La partition, encore. Celle utilisée en musique, et qui est le quotidien de Bruno K, malgré ses renoncements, ses tentatives avortées. Elle est le lien également avec Alexakis, le petit frère qui aspire à imiter le grand et choisit le violon plutôt que le piano. D'ailleurs le roman ouvre en 1977 alors que les trois frères vont être réunis pour la première fois depuis des décennies : Bruno K et Georgely s'apprêtent à assister au concert donné par Alexakis à Genève. Séparés pendant tant d'années, familles décomposées et recomposées ailleurs, autrement.

La partition, toujours. Définition mathématique : "Partage d'un ensemble en parties non vides, disjointes deux à deux et dont la réunion reconstitue cet ensemble". Sauf que, le lecteur le sait dès les premières pages, cette réunion n'aura pas lieu.
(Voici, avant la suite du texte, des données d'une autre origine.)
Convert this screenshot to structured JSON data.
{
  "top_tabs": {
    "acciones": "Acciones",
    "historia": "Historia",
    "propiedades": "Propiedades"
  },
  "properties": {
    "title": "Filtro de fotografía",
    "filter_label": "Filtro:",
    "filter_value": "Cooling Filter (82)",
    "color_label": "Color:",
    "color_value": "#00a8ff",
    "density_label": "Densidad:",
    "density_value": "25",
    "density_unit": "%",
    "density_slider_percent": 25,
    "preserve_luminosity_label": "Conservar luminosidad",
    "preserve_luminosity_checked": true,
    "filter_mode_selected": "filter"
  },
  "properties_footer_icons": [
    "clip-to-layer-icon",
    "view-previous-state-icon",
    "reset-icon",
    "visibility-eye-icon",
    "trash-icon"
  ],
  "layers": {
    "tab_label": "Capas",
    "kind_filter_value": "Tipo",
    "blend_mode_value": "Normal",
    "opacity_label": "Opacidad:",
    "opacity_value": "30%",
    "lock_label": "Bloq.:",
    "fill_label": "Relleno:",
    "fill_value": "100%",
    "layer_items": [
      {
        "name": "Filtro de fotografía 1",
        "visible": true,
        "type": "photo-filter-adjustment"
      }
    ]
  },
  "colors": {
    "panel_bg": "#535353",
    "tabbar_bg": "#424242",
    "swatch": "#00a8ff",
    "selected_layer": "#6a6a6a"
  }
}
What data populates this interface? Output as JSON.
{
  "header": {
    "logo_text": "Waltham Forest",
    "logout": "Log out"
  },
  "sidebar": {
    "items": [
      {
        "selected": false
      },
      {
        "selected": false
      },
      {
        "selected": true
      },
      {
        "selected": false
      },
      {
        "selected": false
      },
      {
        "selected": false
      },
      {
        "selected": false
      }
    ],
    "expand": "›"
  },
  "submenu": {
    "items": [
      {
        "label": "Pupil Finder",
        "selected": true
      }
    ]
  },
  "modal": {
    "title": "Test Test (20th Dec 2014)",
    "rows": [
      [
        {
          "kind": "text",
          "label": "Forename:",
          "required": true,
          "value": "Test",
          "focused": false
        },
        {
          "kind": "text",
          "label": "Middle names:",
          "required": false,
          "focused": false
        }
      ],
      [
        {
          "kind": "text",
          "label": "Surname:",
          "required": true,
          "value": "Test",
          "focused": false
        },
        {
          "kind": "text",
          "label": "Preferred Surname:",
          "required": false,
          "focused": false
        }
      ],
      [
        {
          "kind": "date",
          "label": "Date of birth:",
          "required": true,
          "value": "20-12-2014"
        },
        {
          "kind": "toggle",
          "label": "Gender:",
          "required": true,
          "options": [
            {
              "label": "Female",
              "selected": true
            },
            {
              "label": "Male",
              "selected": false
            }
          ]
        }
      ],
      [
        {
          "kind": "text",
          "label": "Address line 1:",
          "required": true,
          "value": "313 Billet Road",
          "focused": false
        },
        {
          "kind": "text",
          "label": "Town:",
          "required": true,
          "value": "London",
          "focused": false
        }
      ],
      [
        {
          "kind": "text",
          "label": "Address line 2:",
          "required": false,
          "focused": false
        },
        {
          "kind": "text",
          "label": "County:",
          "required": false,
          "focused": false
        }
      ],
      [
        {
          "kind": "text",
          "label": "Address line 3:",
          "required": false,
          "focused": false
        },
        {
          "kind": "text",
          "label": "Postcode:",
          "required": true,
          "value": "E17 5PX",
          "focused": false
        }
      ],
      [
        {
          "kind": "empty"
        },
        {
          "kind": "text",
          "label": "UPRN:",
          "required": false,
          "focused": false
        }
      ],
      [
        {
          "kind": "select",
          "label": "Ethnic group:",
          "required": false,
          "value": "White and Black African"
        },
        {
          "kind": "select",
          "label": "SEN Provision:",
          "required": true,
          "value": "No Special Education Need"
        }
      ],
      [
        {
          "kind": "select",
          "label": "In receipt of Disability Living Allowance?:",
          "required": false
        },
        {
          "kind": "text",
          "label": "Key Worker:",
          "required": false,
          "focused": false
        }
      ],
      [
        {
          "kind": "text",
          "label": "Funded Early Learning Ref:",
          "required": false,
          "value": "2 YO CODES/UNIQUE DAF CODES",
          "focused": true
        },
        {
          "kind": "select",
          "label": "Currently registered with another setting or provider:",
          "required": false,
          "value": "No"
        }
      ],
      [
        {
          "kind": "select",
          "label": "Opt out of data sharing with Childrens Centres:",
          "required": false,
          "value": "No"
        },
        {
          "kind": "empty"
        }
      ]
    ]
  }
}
Le récit, dominé par la figure solaire de Koula est entrecoupé d'extraits de la correspondance entre Bruno K et sa mère, illustrant ainsi le rapport passionnel, exclusif et possessif imposé par cette dernière, déterminée à préserver son fils à tout prix, lui qu'elle a choisi, le jour où elle a dû se déterminer. Et l'on mesure la contrainte qui pèse sur les épaules de ce fils "élu", tiraillé entre son amour pour sa mère, son désir de loyauté et ses envies de liberté... et d'amour, autre que maternel.

Un roman charnel, hypnotique, à l'atmosphère singulière, intrigante. J'en suis restée imprégnée un bon moment, prise dans le fil narratif, accrochée par la personnalité excessive de Koula et cette radiographie d'une fratrie pas vraiment maîtresse de son destin. Un joli moment.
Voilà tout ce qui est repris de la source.